2. If you have sold your property in the previous financial year i.e. 2018-19, then while filing the ITR-1 form you are required provide the details of the buyer to whom you have sold your property. it is also mandatory to deduct the tax deductible at source (TDS) if the sale value is above Rs 50,00,000.

3. ITR-1 cannot be used by the individual who is a director of the company or has invested in unlisted equity shares, according to the notified form. This form has an option of the standard deduction

4. While filing ITR-1 form and mentioning details of the house property, you are required to mention if the house is self-occupied, let-out or deemed let out. However, there was no such option of deemed let-out in ITR 1 in previous year's ITR-1 form.

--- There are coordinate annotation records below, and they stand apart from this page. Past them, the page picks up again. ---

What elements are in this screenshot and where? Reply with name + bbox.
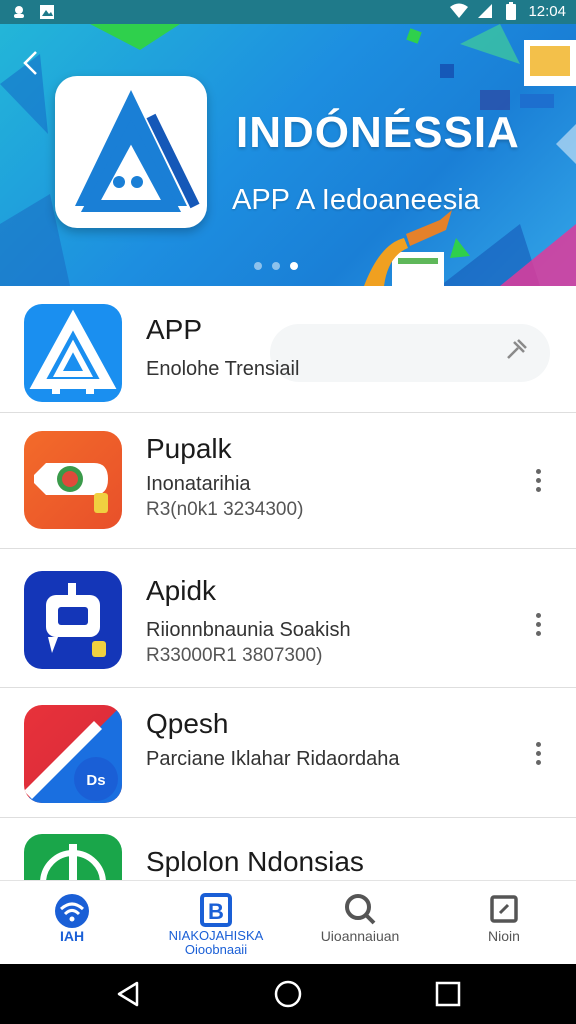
list-item[interactable]: Ds Qpesh Parciane Iklahar Ridaordaha	[0, 688, 576, 818]
app-icon: Ds	[24, 705, 122, 803]
featured-banner[interactable]: INDÓNÉSSIA APP A Iedoaneesia	[0, 24, 576, 286]
more-vertical-icon	[535, 477, 541, 483]
app-description: Riionnbnaunia Soakish	[146, 619, 351, 641]
nav-item-apps[interactable]: B NIAKOJAHISKA Oioobnaaii	[144, 881, 288, 965]
carousel-dot-active[interactable]	[290, 262, 298, 270]
app-icon	[24, 304, 122, 402]
more-vertical-icon	[535, 750, 541, 756]
list-item[interactable]: Apidk Riionnbnaunia Soakish R33000R1 380…	[0, 549, 576, 688]
nav-item-home[interactable]: IAH	[0, 881, 144, 965]
battery-icon	[502, 2, 520, 20]
banner-title: INDÓNÉSSIA	[236, 108, 520, 157]
face-notification-icon	[10, 3, 28, 21]
app-list[interactable]: APP Enolohe Trensiail Pupalk Inonatarihi…	[0, 286, 576, 880]
more-vertical-icon	[535, 468, 541, 474]
list-item[interactable]: APP Enolohe Trensiail	[0, 286, 576, 413]
more-vertical-icon	[535, 621, 541, 627]
more-vertical-icon	[535, 486, 541, 492]
camera-app-icon	[34, 463, 108, 513]
nav-item-more[interactable]: Nioin	[432, 881, 576, 965]
home-icon[interactable]	[273, 979, 303, 1009]
more-vertical-icon	[535, 759, 541, 765]
system-navigation-bar	[0, 964, 576, 1024]
app-description: Enolohe Trensiail	[146, 358, 300, 380]
app-name: Apidk	[146, 575, 217, 606]
list-item[interactable]: Pupalk Inonatarihia R3(n0k1 3234300)	[0, 413, 576, 549]
chevron-left-icon	[23, 51, 37, 75]
wifi-icon	[450, 2, 469, 20]
app-icon	[24, 431, 122, 529]
image-notification-icon	[38, 3, 56, 21]
pin-button[interactable]	[502, 336, 532, 366]
nav-label: Uioannaiuan	[320, 928, 400, 944]
status-bar: 12:04	[0, 0, 576, 24]
nav-label: IAH	[59, 928, 85, 944]
search-icon	[345, 894, 376, 925]
recents-icon[interactable]	[433, 979, 463, 1009]
svg-text:Ds: Ds	[86, 772, 105, 789]
signal-icon	[476, 2, 494, 20]
square-app-icon	[490, 895, 518, 923]
app-icon	[24, 571, 122, 669]
banner-back-button[interactable]	[14, 46, 48, 80]
app-name: Pupalk	[146, 433, 232, 464]
app-description: Inonatarihia	[146, 473, 251, 495]
featured-app-logo	[55, 76, 207, 228]
triangle-app-icon	[29, 309, 117, 394]
more-options-button[interactable]	[526, 738, 550, 768]
more-vertical-icon	[535, 612, 541, 618]
app-name: Qpesh	[146, 708, 229, 739]
wifi-home-icon	[55, 894, 89, 928]
app-meta: R33000R1 3807300)	[146, 645, 323, 666]
banner-subtitle: APP A Iedoaneesia	[232, 184, 480, 216]
more-vertical-icon	[535, 630, 541, 636]
nav-item-search[interactable]: Uioannaiuan	[288, 881, 432, 965]
nav-label: Nioin	[488, 928, 520, 944]
list-item[interactable]: Splolon Ndonsias	[0, 818, 576, 880]
triangle-logo-icon	[75, 90, 200, 212]
app-name: Splolon Ndonsias	[146, 846, 364, 877]
play-app-icon: Ds	[24, 705, 122, 803]
more-options-button[interactable]	[526, 465, 550, 495]
b-app-icon: B	[200, 893, 232, 927]
svg-text:B: B	[208, 899, 224, 924]
carousel-dot[interactable]	[254, 262, 262, 270]
pin-icon	[507, 339, 527, 359]
app-meta: R3(n0k1 3234300)	[146, 499, 304, 520]
app-description: Parciane Iklahar Ridaordaha	[146, 748, 400, 770]
compass-app-icon	[40, 844, 106, 880]
app-icon	[24, 834, 122, 880]
back-icon[interactable]	[113, 979, 143, 1009]
status-time: 12:04	[528, 2, 566, 20]
bottom-navigation: IAH B NIAKOJAHISKA Oioobnaaii Uioannaiua…	[0, 880, 576, 964]
more-options-button[interactable]	[526, 609, 550, 639]
chat-app-icon	[46, 583, 106, 657]
nav-label: NIAKOJAHISKA Oioobnaaii	[168, 928, 264, 957]
app-name: APP	[146, 314, 203, 345]
carousel-dot[interactable]	[272, 262, 280, 270]
more-vertical-icon	[535, 741, 541, 747]
carousel-indicator	[254, 262, 298, 270]
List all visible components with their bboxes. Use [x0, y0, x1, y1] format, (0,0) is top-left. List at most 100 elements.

5. You are required to disclose the details of your holdings in an unlisted company in ITR-2 form. The details include  name and permanent account number (PAN) of the company, number of shares, face value, issue price or purchase price and date of purchase of shares made during the year, number and sale consideration of shares transferred during the year, number and cost of acquisition of shares held at the the beginning and the end of the previous year. 

6. Taxpayers are required to mention the full breakup details of the income earned from the interest from the bank account, fixed deposits (FD), etc. or any other income along with the full break-up of salary income. 

7. In ITR-2 form, an individual will be required to mention residency details like 'you were in India for 182 days or more during the previous year [section 6(1)(a)] or you were in India for 60 days or more during the previous year, and have been in India for 365 days or more within the 4 preceding years [section (6)(1)(c)] [where Explanation 1 is not applicable].